Le temps fut d’Ian McDonald

Le temps fût d’Ian McDonald, lauréat du British Science-Fiction Award 2018, finaliste du prix Campbell Memorial Award 2019 et nommé au prix Philip K. Dick 2019, débarque dans la collection Une Heure Lumière du Bélial en 2020, toujours avec une superbe couverture signée Aurélien Police.

Un bouquiniste qui devient enquêteur

Tout commence pour Emmet Leigh par la fermeture de la bouquinerie d’un de ses collègues, victimes comme tant d’autres des changements des modes de consommation.

Alors qu’il fouille dans les différents livres abandonnés, il découvre un petit recueil, Le temps fut, qui ne semble pas être d’une qualité littéraire exceptionnelle, mais qui a la particularité de contenir une lettre ancienne. Cette lettre, bien plus que le recueil lui-même, intrigue notre bouquiniste, d’autant plus que cette lettre de Tom vers Ben semble celle de deux amants.

Intrigué et curieux, Emmett va se lancer dans une enquête pour essayer de comprendre l’histoire des deux hommes…

Une enquête dans le temps

Rapidement, ses recherches vont lui montrer que des éléments ne sont pas concordants : les deux hommes se retrouvent sur de nombreuses photos, mais sans que les périodes ne semblent correspondre… Comment les deux hommes peuvent-ils se retrouver à différentes époques, sans vieillir le moins du monde et toujours en période de guerre ? Emmet sent qu’il y a un mystère et il va s’attacher à le découvrir, s’appuyant sur un ensemble de contacts qui vont l’accompagner à identifier les différentes périodes d’apparition, mais aussi découvrir tout un réseau qu’il n’aurait pas imaginé.

La construction de cette novella va donc nous emmener comme vous l’aurez compris, dans un voyage dans le temps et dans le même temps dans une histoire d’amour. Deux questions nous intriguent tout au long de ce récit : la première concerne ce que sont devenus les deux amoureux.

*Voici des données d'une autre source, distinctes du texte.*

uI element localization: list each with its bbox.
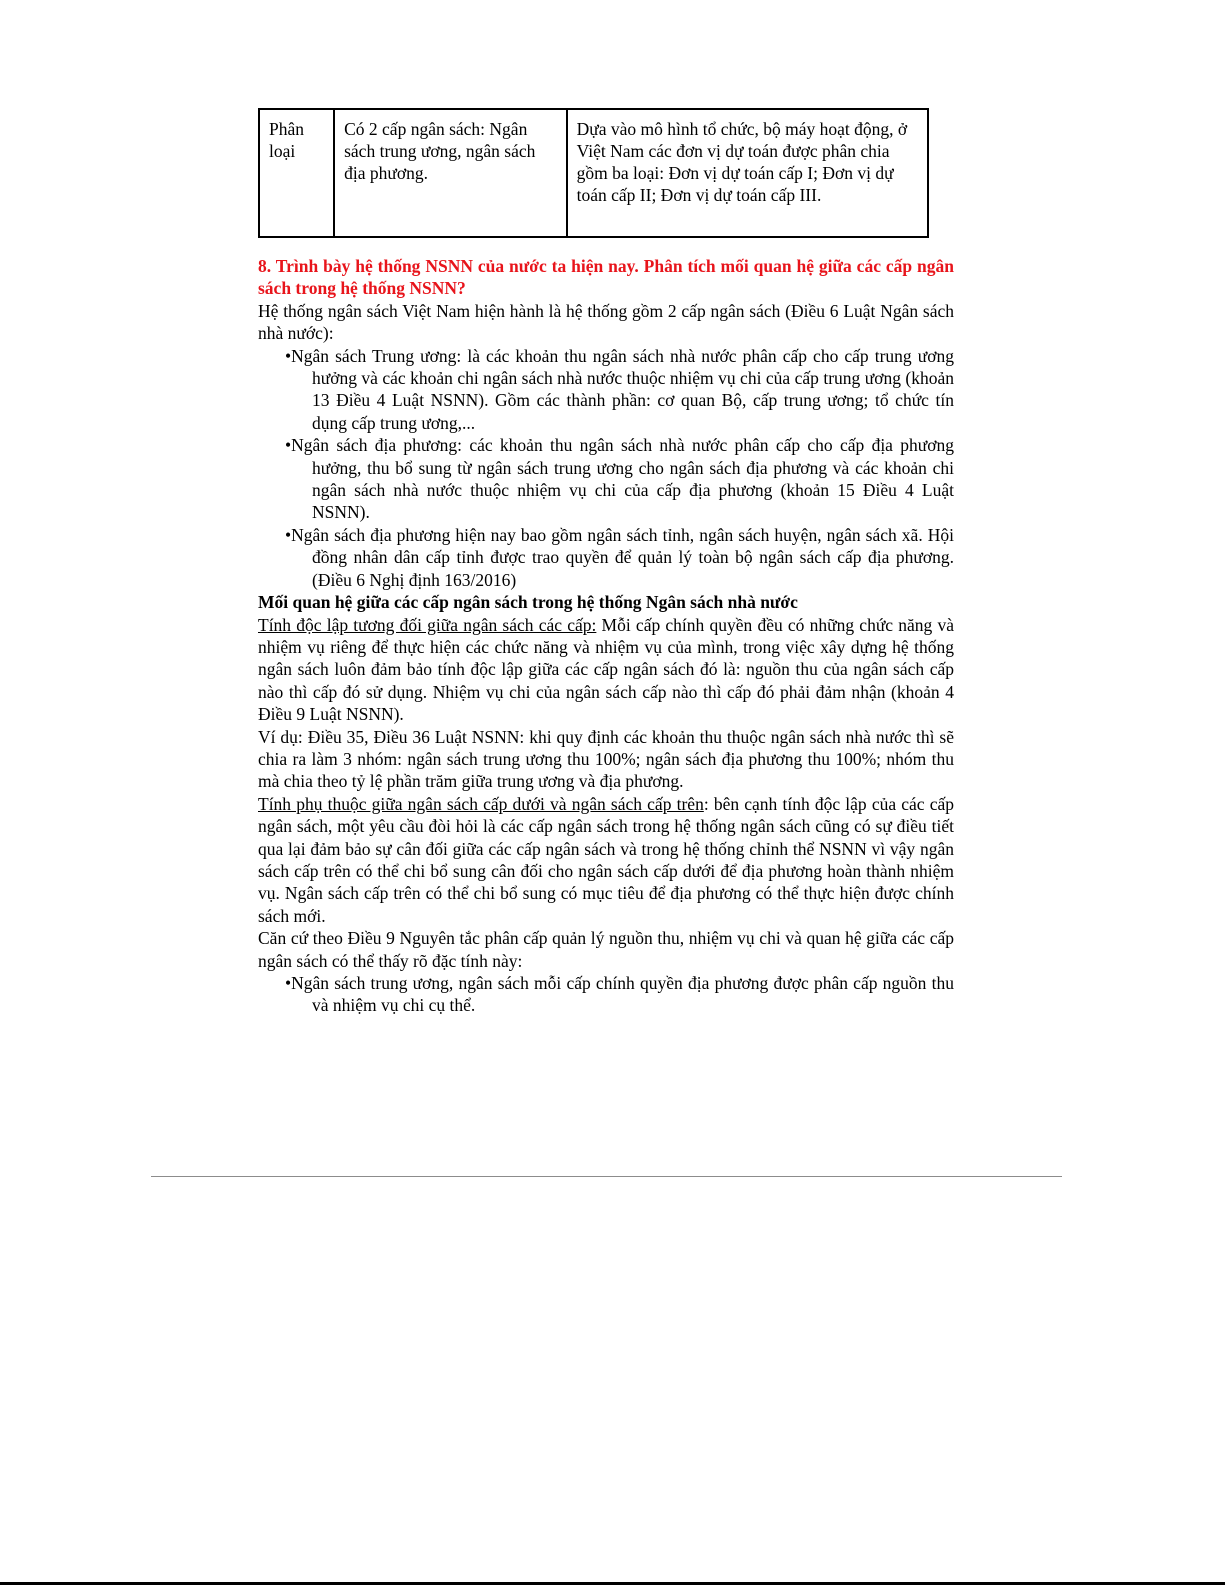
classification-table (258, 108, 929, 238)
table-cell-budget-levels: Có 2 cấp ngân sách: Ngân sách trung ương, ngân sách địa phương. (334, 109, 567, 237)
basis-paragraph: Căn cứ theo Điều 9 Nguyên tắc phân cấp quản lý nguồn thu, nhiệm vụ chi và quan hệ giữa các cấp ngân sách có thể thấy rõ đặc tính này: (258, 928, 954, 971)
table-row (259, 109, 928, 237)
dependence-term: Tính phụ thuộc giữa ngân sách cấp dưới và ngân sách cấp trên (258, 793, 704, 814)
list-item (285, 972, 954, 1017)
list-item-text: Ngân sách địa phương hiện nay bao gồm ngân sách tỉnh, ngân sách huyện, ngân sách xã. Hội đồng nhân dân cấp tỉnh được trao quyền để quản lý toàn bộ ngân sách cấp địa phương. (Điều 6 Nghị định 163/2016) (291, 524, 954, 590)
bullet-icon: • (285, 524, 292, 545)
dependence-text: : bên cạnh tính độc lập của các cấp ngân sách, một yêu cầu đòi hỏi là các cấp ngân sách trong hệ thống ngân sách cũng có sự điều tiết qua lại đảm bảo sự cân đối giữa các cấp ngân sách và trong hệ thống chỉnh thể NSNN vì vậy ngân sách cấp trên có thể chi bổ sung cân đối cho ngân sách cấp dưới để địa phương hoàn thành nhiệm vụ. Ngân sách cấp trên có thể chi bổ sung có mục tiêu để địa phương có thể thực hiện được chính sách mới. (258, 793, 955, 926)
example-paragraph: Ví dụ: Điều 35, Điều 36 Luật NSNN: khi quy định các khoản thu thuộc ngân sách nhà nước thì sẽ chia ra làm 3 nhóm: ngân sách trung ương thu 100%; ngân sách địa phương thu 100%; nhóm thu mà chia theo tỷ lệ phần trăm giữa trung ương và địa phương. (258, 726, 954, 792)
principle-list (258, 972, 954, 1017)
question-heading: 8. Trình bày hệ thống NSNN của nước ta hiện nay. Phân tích mối quan hệ giữa các cấp ngân sách trong hệ thống NSNN? (258, 256, 954, 299)
table-cell-estimate-units: Dựa vào mô hình tổ chức, bộ máy hoạt động, ở Việt Nam các đơn vị dự toán được phân chia gồm ba loại: Đơn vị dự toán cấp I; Đơn vị dự toán cấp II; Đơn vị dự toán cấp III. (567, 109, 928, 237)
bullet-icon: • (285, 973, 292, 993)
page-divider (151, 1176, 1062, 1177)
main-content (258, 255, 954, 1017)
intro-paragraph: Hệ thống ngân sách Việt Nam hiện hành là hệ thống gồm 2 cấp ngân sách (Điều 6 Luật Ngân sách nhà nước): (258, 300, 954, 344)
table-cell-label: Phân loại (259, 109, 334, 237)
independence-paragraph (258, 614, 954, 726)
list-item-text: Ngân sách Trung ương: là các khoản thu ngân sách nhà nước phân cấp cho cấp trung ương hưởng và các khoản chi ngân sách nhà nước thuộc nhiệm vụ chi của cấp trung ương (khoản 13 Điều 4 Luật NSNN). Gồm các thành phần: cơ quan Bộ, cấp trung ương; tổ chức tín dụng cấp trung ương,... (291, 345, 954, 433)
independence-term: Tính độc lập tương đối giữa ngân sách các cấp: (258, 614, 597, 635)
independence-text: Mỗi cấp chính quyền đều có những chức năng và nhiệm vụ riêng để thực hiện các chức năng và nhiệm vụ của mình, trong việc xây dựng hệ thống ngân sách luôn đảm bảo tính độc lập giữa các cấp ngân sách đó là: nguồn thu của ngân sách cấp nào thì cấp đó sử dụng. Nhiệm vụ chi của ngân sách cấp nào thì cấp đó phải đảm nhận (khoản 4 Điều 9 Luật NSNN). (258, 614, 954, 725)
list-item (285, 345, 954, 435)
list-item-text: Ngân sách địa phương: các khoản thu ngân sách nhà nước phân cấp cho cấp địa phương hưởng, thu bổ sung từ ngân sách trung ương cho ngân sách địa phương và các khoản chi ngân sách nhà nước thuộc nhiệm vụ chi của cấp địa phương (khoản 15 Điều 4 Luật NSNN). (291, 435, 954, 523)
dependence-paragraph (258, 793, 954, 927)
bullet-icon: • (285, 435, 292, 456)
list-item (285, 524, 954, 591)
bullet-icon: • (285, 345, 292, 366)
list-item (285, 434, 954, 524)
budget-level-list (258, 345, 954, 591)
relationship-subheading: Mối quan hệ giữa các cấp ngân sách trong hệ thống Ngân sách nhà nước (258, 592, 798, 613)
list-item-text: Ngân sách trung ương, ngân sách mỗi cấp chính quyền địa phương được phân cấp nguồn thu và nhiệm vụ chi cụ thể. (291, 973, 954, 1016)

Leurs apparitions semblent systématiquement liées à des conflits armés, dans lesquels ils ont potentiellement un rôle à jouer.

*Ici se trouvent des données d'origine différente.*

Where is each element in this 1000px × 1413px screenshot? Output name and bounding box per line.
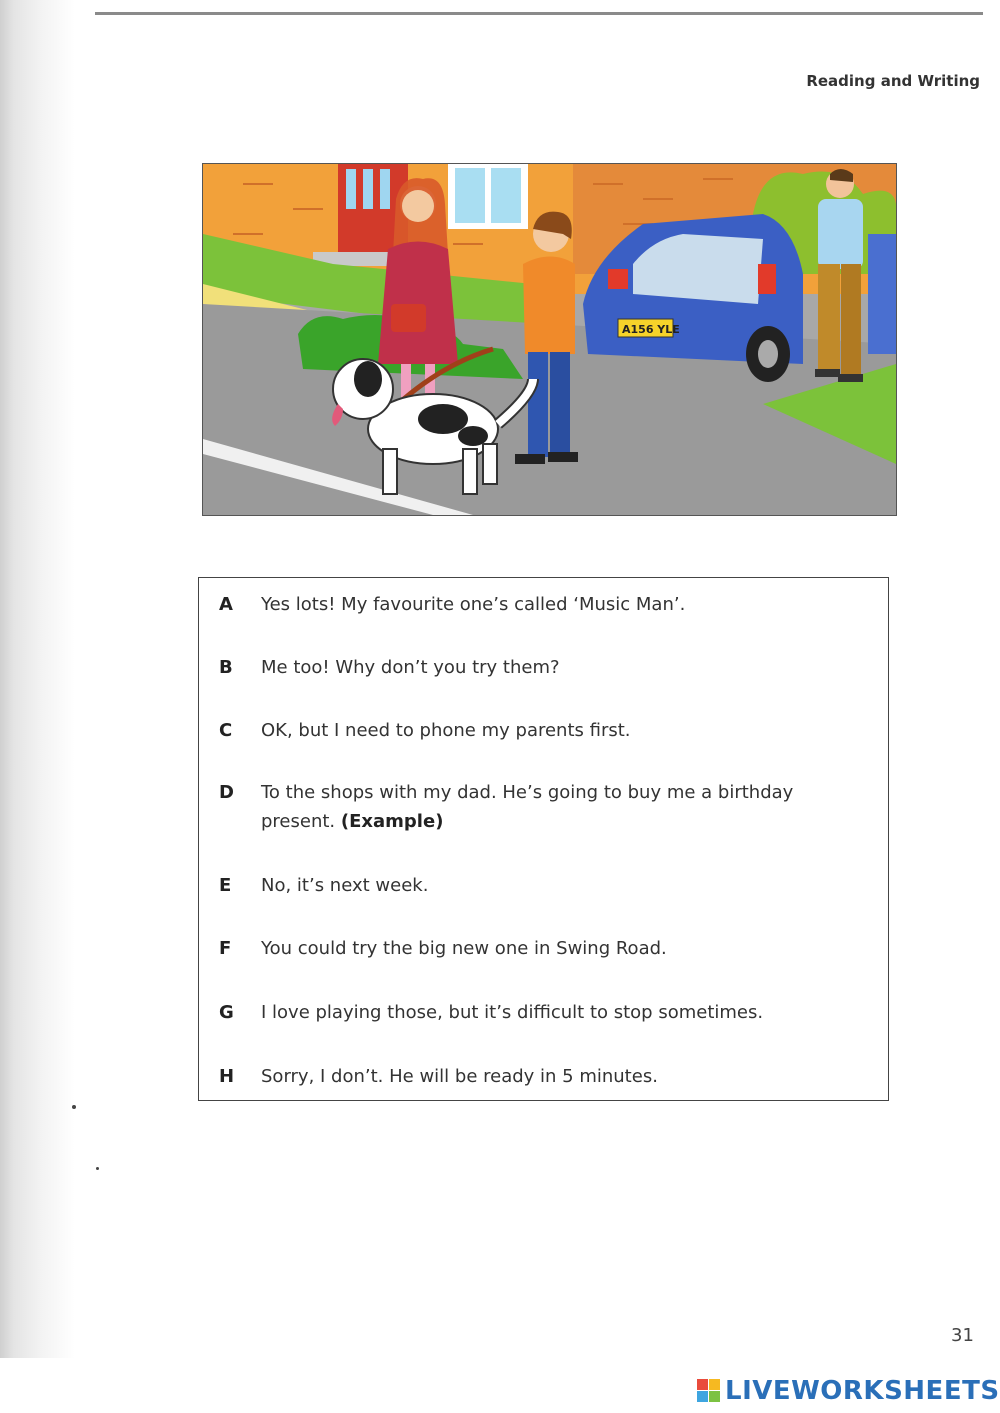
street-scene (203, 164, 896, 515)
page-number: 31 (951, 1325, 974, 1346)
car-plate: A156 YLE (622, 323, 680, 336)
option-letter: G (219, 1002, 234, 1023)
option-letter: F (219, 938, 232, 959)
man-shirt (818, 199, 863, 269)
option-letter: C (219, 720, 233, 741)
print-speck (96, 1167, 99, 1170)
option-text: Me too! Why don’t you try them? (261, 657, 560, 678)
option-text: Sorry, I don’t. He will be ready in 5 minutes. (261, 1066, 658, 1087)
man-legs (818, 264, 840, 374)
option-letter: D (219, 782, 234, 803)
option-text: I love playing those, but it’s difficult to stop sometimes. (261, 1002, 764, 1023)
print-speck (72, 1105, 76, 1109)
scene-illustration (202, 163, 897, 516)
option-d-text: To the shops with my dad. He’s going to buy me a birthday present. (261, 782, 794, 832)
boy-jeans (528, 352, 548, 457)
option-text: Yes lots! My favourite one’s called ‘Music Man’. (261, 594, 686, 615)
option-text: No, it’s next week. (261, 875, 429, 896)
option-text: You could try the big new one in Swing Road. (261, 938, 667, 959)
option-text (261, 778, 828, 836)
car-tail-light (608, 269, 628, 289)
liveworksheets-watermark (697, 1375, 1000, 1407)
page-gutter-shadow (0, 0, 75, 1360)
girl-bag (391, 304, 426, 332)
boy-jumper (523, 257, 575, 355)
car-door-open (868, 234, 896, 354)
option-letter: B (219, 657, 233, 678)
option-letter: E (219, 875, 232, 896)
watermark-text: LIVEWORKSHEETS (725, 1376, 1000, 1406)
option-text: OK, but I need to phone my parents first. (261, 720, 631, 741)
liveworksheets-logo-icon (697, 1379, 721, 1403)
answer-options-box (198, 577, 889, 1101)
example-label: (Example) (340, 811, 444, 832)
top-rule (95, 12, 983, 15)
option-letter: H (219, 1066, 235, 1087)
option-letter: A (219, 594, 233, 615)
section-header: Reading and Writing (806, 72, 980, 90)
girl-coat (378, 242, 458, 365)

La deuxième question tourne autour du temps et de l’époque à laquelle ils appartiennent. En cela, nous ne sommes pas vraiment aidé par l’auteur qui nous trimballe au travers des lettres dans différents temps, et va nous amener petit à petit vers la réponse…

Un très bel exercice sur le temps mais aussi une forme d’hymne à l’amour, un amour qui, dans cette novella, semble intemporel.

Le Bélial (Février 2020) – Une Heure Lumière – 140 pages – 9,90€ – 9782843449604
Traducteur : Gilles Goullet (Angleterre)
Titre Original : Time was (2018)
Couverture : Aurélien Police

Bouquiniste indépendant, Emmett Leigh déniche un jour un petit recueil de poèmes lors de la liquidation de la librairie d’un confrère. Un recueil, Le Temps fut, qui s’avère vite d’une qualité littéraire au mieux médiocre… En revanche, ce qui intéresse Emmett au plus haut point, c’est la lettre manuscrite qu’il découvre glissée entre les pages de l’ouvrage. Pour le bouquiniste, tout ce qui peut donner un cachet unique et personnel à un livre est bon à prendre. Il se trouve ici en présence d’une lettre d’amour qu’un certain Tom adresse à son amant, Ben, en plein cœur de la Seconde Guerre mondiale. Remuant ciel et terre – et vieux papiers – afin d’identifier les deux soldats, Emmett finit par les retrouver sur diverses photos, prises à différentes époques. Or, la date présumée des photos et l’âge des protagonistes qui y figurent ne correspondent pas… Du tout.